第二十三話 レリッタの行く末
夜が明け、陽は低い位置でレリッタを照らす。
モルスは早く目覚め、隣で眠るルイナとコランを起こさないように外へ出た。
「おはよう。早いなモルス。」
モルスの家の前にはバッグを背負うユヌスがいた。
「ユヌスさん昨日の話し…」
「決心した事だ…。俺が居ない間村を頼むぞ。では…。」
モルスの言葉を遮りレリッタを託すと北へ向かって歩いていく。
「ユヌスさん…。気持ちは変わらなかったか…。頼みましたよ。」
小さくなって行く背を見届け、モルスは再び家に入ったものの、落ち着かず再び外に出た。
既にユヌスの後ろ姿は無く、溜息をつき足元に生える小さな芽を見つめる。
(この村はこれからどうなるんだ…。)
するとザッザッと足音が聞こえ、顔を上げるとユヌスが向かった方から兵士の姿が見えた。
「おはようモルス。先程、ここの村人とすれ違ったぞ。」
ニヤつくリスティーゴを先頭に兵士五人が歩いてくるとモルスはキッと睨んだ。
「よせよせ。やつには何もしてない…。何も変わらぬと思うがな。」
リスティーゴはユヌスの行動を理解しているようだった。
「村人を集めろ。」
そして真顔になり、冷たい口調で言うとモルスは返事をせずに村人達の家へと向かい、ユヌスがダイアボへ向かった事を告げる間もなく、村人達はリスティーゴの元へ集められた。

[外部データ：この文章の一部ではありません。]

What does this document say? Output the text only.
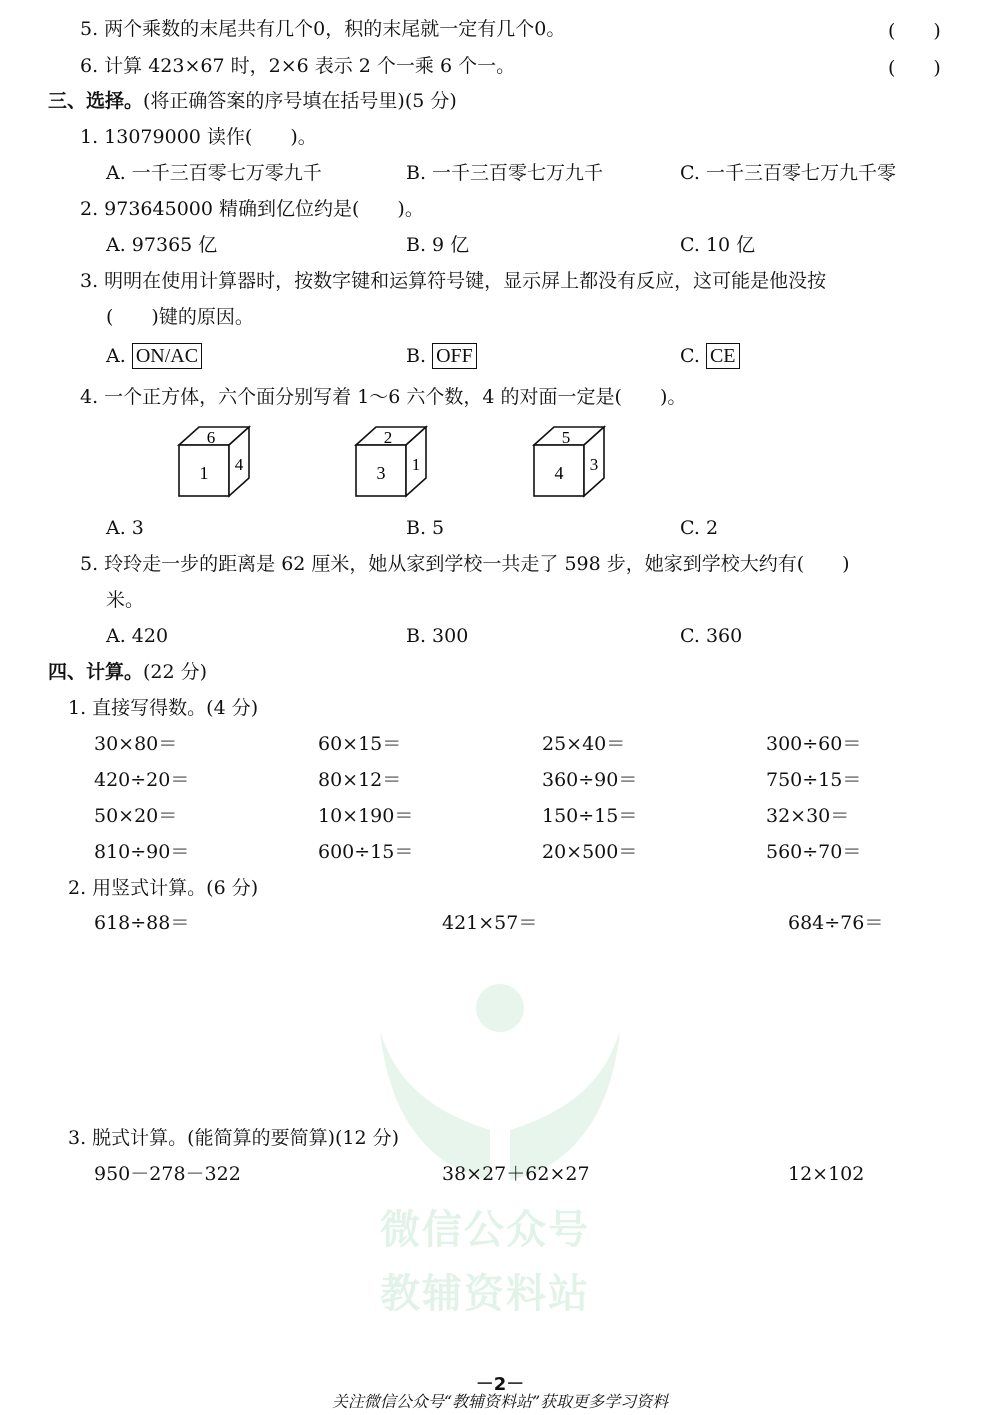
5. 两个乘数的末尾共有几个0，积的末尾就一定有几个0。	(　　)
6. 计算 423×67 时，2×6 表示 2 个一乘 6 个一。	(　　)
三、选择。(将正确答案的序号填在括号里)(5 分)
1. 13079000 读作(　　)。
A. 一千三百零七万零九千	B. 一千三百零七万九千	C. 一千三百零七万九千零
2. 973645000 精确到亿位约是(　　)。
A. 97365 亿	B. 9 亿	C. 10 亿
3. 明明在使用计算器时，按数字键和运算符号键，显示屏上都没有反应，这可能是他没按
(　　)键的原因。
A. ON/AC	B. OFF	C. CE
4. 一个正方体，六个面分别写着 1～6 六个数，4 的对面一定是(　　)。
6
1 4
2
3 1
5
4 3
A. 3	B. 5	C. 2
5. 玲玲走一步的距离是 62 厘米，她从家到学校一共走了 598 步，她家到学校大约有(　　)
米。
A. 420	B. 300	C. 360
四、计算。(22 分)
1. 直接写得数。(4 分)
30×80＝	60×15＝	25×40＝	300÷60＝
420÷20＝	80×12＝	360÷90＝	750÷15＝
50×20＝	10×190＝	150÷15＝	32×30＝
810÷90＝	600÷15＝	20×500＝	560÷70＝
2. 用竖式计算。(6 分)
618÷88＝	421×57＝	684÷76＝
微信公众号
教辅资料站
3. 脱式计算。(能简算的要简算)(12 分)
950－278－322	38×27＋62×27	12×102
－2－
关注微信公众号“教辅资料站”获取更多学习资料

不安な表情を浮かべる村人達を一人一人見渡し、リスティーゴは指を差し口を開いた。
「よし、お前。あいつに付いて行け。」
リスティーゴの後ろにいる兵士を指差し、村人の一人を連れ出した。
「他の者は新しい家を建てるんだ。期限は無いが早く建てろ。心配するな殺しはしない。」
連れ出された村人は殺されないと言われたが今にも泣きそうな顔をしていた。
「何処に連れて行くんだ?」
「それは言えないな。口答えはするな。」
剣の刃をチラつかせながらリスティーゴは言うとモルスは食い下がり、肩を落とした。
「俺はこれから三十日後に毎回ここに来る。俺の居ない間はこいつの指示に従うんだ。」
そしてガタイのいい兵に指を差し、他に連れて来た兵を残すとリスティーゴは一人でダイアボへ帰って行った。
――三日後
作業を終えた村人達はそれぞれの家に帰り、モルスは自宅の途中にある兵の家の前を通っていると、中から話し声が微かに聞こえてきた。
「この間のやつトロくてよ。でも素材だけは手に入った。ん?あいつか?警備隊に捕まったよ。死んだだろうな。」
笑い声が鳴り響く。
「……。」
モルスは開いた口が塞がらず、歯向かった所で命は無いと思い、家に押しかける事は出来なかった。
ただただ心の中で村人に謝罪し、もはや涙が出る事もなく絶望したまま帰宅したのだった。
あの日から始まった兵の気まぐれによって選ばれ、禁忌を犯す事になった村人は三人になった。
最初の一人は警備隊に捕まったが、兵は途中で獣に殺されたと嘘を付いた。
他二人は兵と一緒に無事帰ってきたが、精神的なダメージは大きく、数日は作業が出来ない身体になっていた。
さらに、ダイアボへ向かったユヌスが帰って来ないという事もあり村人達は衰弱していった。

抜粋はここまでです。